Justice of the High Court Division of Bangladesh
- Incumbent
- Assumed office 12 February 2015

Personal details
- Born: 12 July 1955 (age 70)
- Profession: Judge

= S. M. Mozibur Rahman =

Bangladeshi judge

S.M. Mozibur Rahman (born 12 June 1955) is a Bangladeshi justice of the High Court Division. He was appointed in 2015.

== Early life ==
Mozibur Rahman was born on 12 July 1966. He completed a bachelor's of arts and another bachelor's of law.

== Career ==
Mozibur Rahman joined as a district munsif on 22 February 1984.

On 9 May 2007, Mozibur Rahman was promoted to district judge.

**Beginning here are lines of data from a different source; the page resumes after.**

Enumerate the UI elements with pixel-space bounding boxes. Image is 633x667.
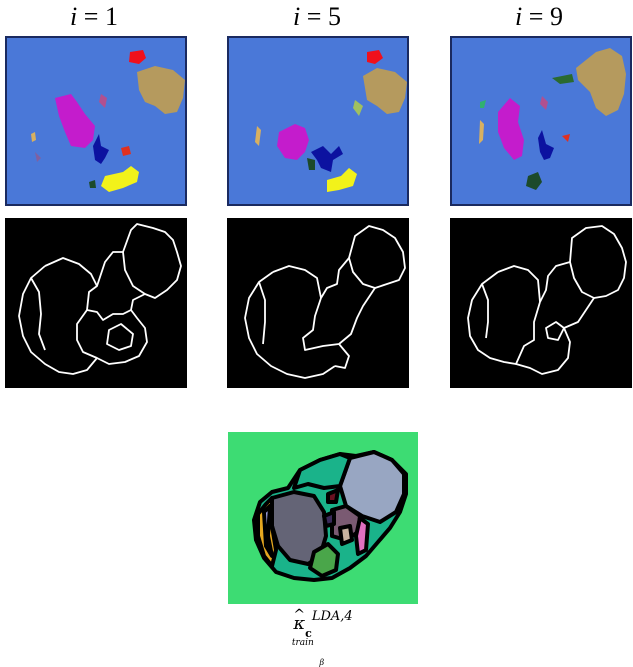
label-var: i xyxy=(70,2,78,31)
caption-subsup: train xyxy=(291,638,314,648)
segmentation-panel-1 xyxy=(5,36,187,206)
label-var: i xyxy=(293,2,301,31)
boundary-panel-3 xyxy=(450,218,632,388)
bottom-segmentation-panel xyxy=(228,432,418,604)
boundary-panel-2 xyxy=(227,218,409,388)
column-label-3: i = 9 xyxy=(515,2,563,31)
label-var: i xyxy=(515,2,523,31)
caption-sup: LDA,4 xyxy=(311,609,353,624)
segmentation-panel-3 xyxy=(450,36,632,206)
boundary-panel-1 xyxy=(5,218,187,388)
caption-subsub: β xyxy=(319,658,325,667)
bottom-caption: ^ κc LDA,4 train β xyxy=(228,607,418,667)
segmentation-panel-2 xyxy=(227,36,409,206)
caption-sub: c xyxy=(305,627,312,640)
column-label-1: i = 1 xyxy=(70,2,118,31)
column-label-2: i = 5 xyxy=(293,2,341,31)
caption-kappa: ^ κ xyxy=(293,607,306,634)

On 12 February 2015, Mozibur Rahman was made an additional judge of the High Court Division of Bangladesh Supreme Court.

In January 2017, Mozibur Rahman and Justice Zinat Ara granted anticipatory bail to Afsan Chowdhury, professor of BRAC University, in case filed Masud Uddin Chowdhury. over a Facebook post. Mozibur Rahman became a permanent judge of the High Court Division of Bangladesh Supreme Court on 12 February 2017.

In November 2018, Mozibur Rahman and Justice A. K. M. Asaduzzaman granted bail to former prime minister Khaleda Zia in an arson case filed in Comilla in January 2015.

Mozibur Rahman and Justice A. K. M. Asaduzzaman granted bail to the editor of Amar Desh, Mahmudur Rahman, in a case over making derogatory remarks about Prime Minister Sheikh Hasina and Sheikh Mujibur Rahman.

Mozibur Rahman and Justice A. K. M. Asaduzzaman granted bail to former Awami League member of parliament Amanur Rahman Khan Rana on 14 March 2019 in the 2013 Faruk Ahmed murder case.

On 8 March 2020, Mozibur Rahman and Justice A. K. M. Asaduzzaman cancelled the bail to G.K. Shamim, a well known contractor.

In January 2022, Mozibur Rahman and Justice Md. Habibul Gani refused to grant bail to sister of journalist Kanak Sarwar in a Digital Security Act case.